Anisotropic correlations in higher manganese silicides

Abstract

Anisotropic correlations are vital for understanding the thermoelectric transport properties of higher manganese silicides (HMSs). In this work, we establish the implications of anisotropy on thermoelectric performance by examining the orientational variants in melt-grown single crystal and directional configurations of spark plasma sintered polycrystalline specimens of HMS. Single crystal specimen aligned perpendicular to the c-axis (i.e., along the cleavage ab-plane) exhibited high electrical and thermal conductivity, while the maximum Seebeck coefficient was measured along the c-axis direction. Similarly, polycrystalline specimens exhibited a weakened anisotropy with an enhanced weighted mobility and reduced thermal conductivity than their monocrystal counterpart resulting in a relatively higher thermoelectric figure-of-merit (zT).
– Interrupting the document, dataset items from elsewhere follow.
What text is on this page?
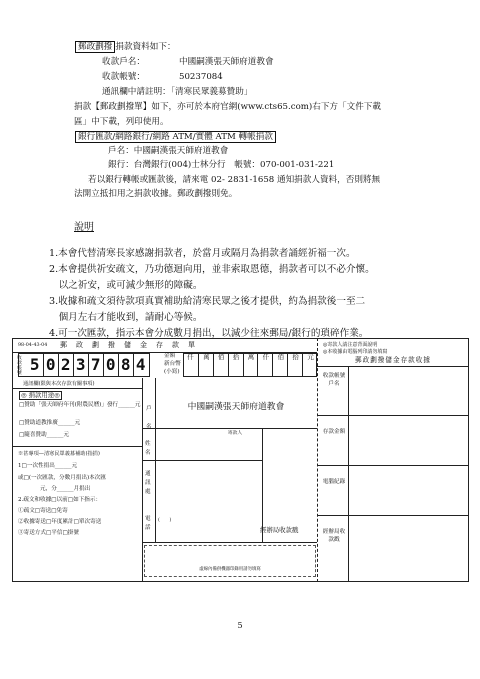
郵政劃撥 捐款資料如下：
收款戶名：	中國嗣漢張天師府道教會
收款帳號：	50237084
通訊欄中請註明：「清寒民眾義募贊助」
捐款【郵政劃撥單】如下，亦可於本府官網(www.cts65.com)右下方「文件下載
區」中下載，列印使用。
銀行匯款/網路銀行/網路 ATM/實體 ATM 轉帳捐款
戶名：中國嗣漢張天師府道教會
銀行：台灣銀行(004)士林分行　帳號：070-001-031-221
若以銀行轉帳或匯款後，請來電 02- 2831-1658 通知捐款人資料，否則將無
法開立抵扣用之捐款收據。郵政劃撥則免。
說明
1.本會代替清寒長家感謝捐款者，於當月或隔月為捐款者誦經祈福一次。
2.本會提供祈安疏文，乃功德迴向用，並非索取恩德，捐款者可以不必介懷。
　以之祈安，或可減少無形的障礙。
3.收據和疏文須待款項真實補助給清寒民眾之後才提供，約為捐款後一至二
　個月左右才能收到，請耐心等候。
4.可一次匯款，指示本會分成數月捐出，以減少往來郵局/銀行的瑣碎作業。
98-04-43-04 郵　政　劃　撥　儲　金　存　款　單
5 0 2 3 7 0 8 4
收
款
帳
號
金額
新台幣
(小寫)
仟	萬	佰	拾	萬	仟	佰	拾	元
通訊欄(限與本次存款有關事項)
◎ 捐款用途◎
□贊助「張天師府年刊(附農民曆)」發行______元
□贊助道教推廣______元
□隨喜贊助______元
※甚專項—清寒民眾義募補助(指捐)
1□一次性捐出______元
或□(一次匯款，分數月捐出)本次匯
元，分______月捐出
2.疏文和收據□以前□如下指示：
①疏文□寄送□免寄
②收據寄送□年度累計□單次寄送
③寄送方式□平信□掛號
戶

名
中國嗣漢張天師府道教會
寄款人
姓
名
通
訊
處
電
話
(　　)
經辦局收款戳
虛線內備供機器印錄用請勿填寫
◎寄款人請注意背面說明
◎本收據由電腦列印請勿填寫
郵政劃撥儲金存款收據
收款帳號戶名
存款金額
電腦紀錄
經辦局收款戳
5
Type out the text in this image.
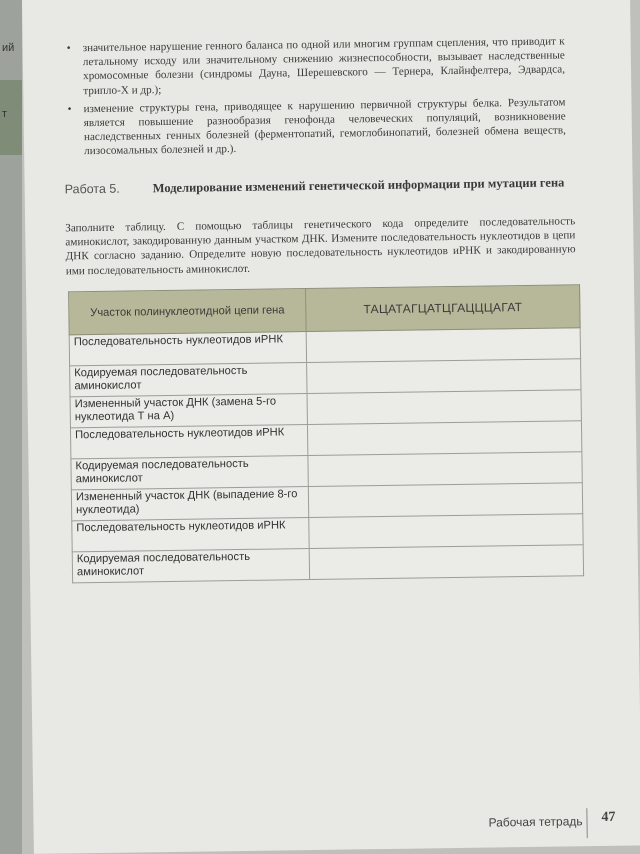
ий
т
• значительное нарушение генного баланса по одной или многим группам сцепления, что приводит к летальному исходу или значительному снижению жизнеспособности, вызывает наследственные хромосомные болезни (синдромы Дауна, Шерешевского — Тернера, Клайнфелтера, Эдвардса, трипло-Х и др.);
• изменение структуры гена, приводящее к нарушению первичной структуры белка. Результатом является повышение разнообразия генофонда человеческих популяций, возникновение наследственных генных болезней (ферментопатий, гемоглобинопатий, болезней обмена веществ, лизосомальных болезней и др.).
Работа 5.	Моделирование изменений генетической информации при мутации гена

Заполните таблицу. С помощью таблицы генетического кода определите последовательность аминокислот, закодированную данным участком ДНК. Измените последовательность нуклеотидов в цепи ДНК согласно заданию. Определите новую последовательность нуклеотидов иРНК и закодированную ими последовательность аминокислот.

Участок полинуклеотидной цепи гена	ТАЦАТАГЦАТЦГАЦЦЦАГАТ
Последовательность нуклеотидов иРНК	
Кодируемая последовательность аминокислот	
Измененный участок ДНК (замена 5-го нуклеотида Т на А)	
Последовательность нуклеотидов иРНК	
Кодируемая последовательность аминокислот	
Измененный участок ДНК (выпадение 8-го нуклеотида)	
Последовательность нуклеотидов иРНК	
Кодируемая последовательность аминокислот	
Рабочая тетрадь 47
The characteristic MnSi striations were found to be predominantly grown perpendicular to the c-axis in melt-grown single crystals while peritectic decomposition during sintering is commonly observed in sintered polycrystals thereby emanating an inherently disordered and modulated lattice structure in the synthesized HMS crystals. It was observed that the zT for single and polycrystalline HMSs could be erroneously estimated if charge and phonon transport properties are measured in different directions. This study offers newer insights into the structure-property relationships of HMSs and demonstrates the need for more careful considerations in addressing the anisotropic behavior and microstructural evolutions that prevails in HMS crystals.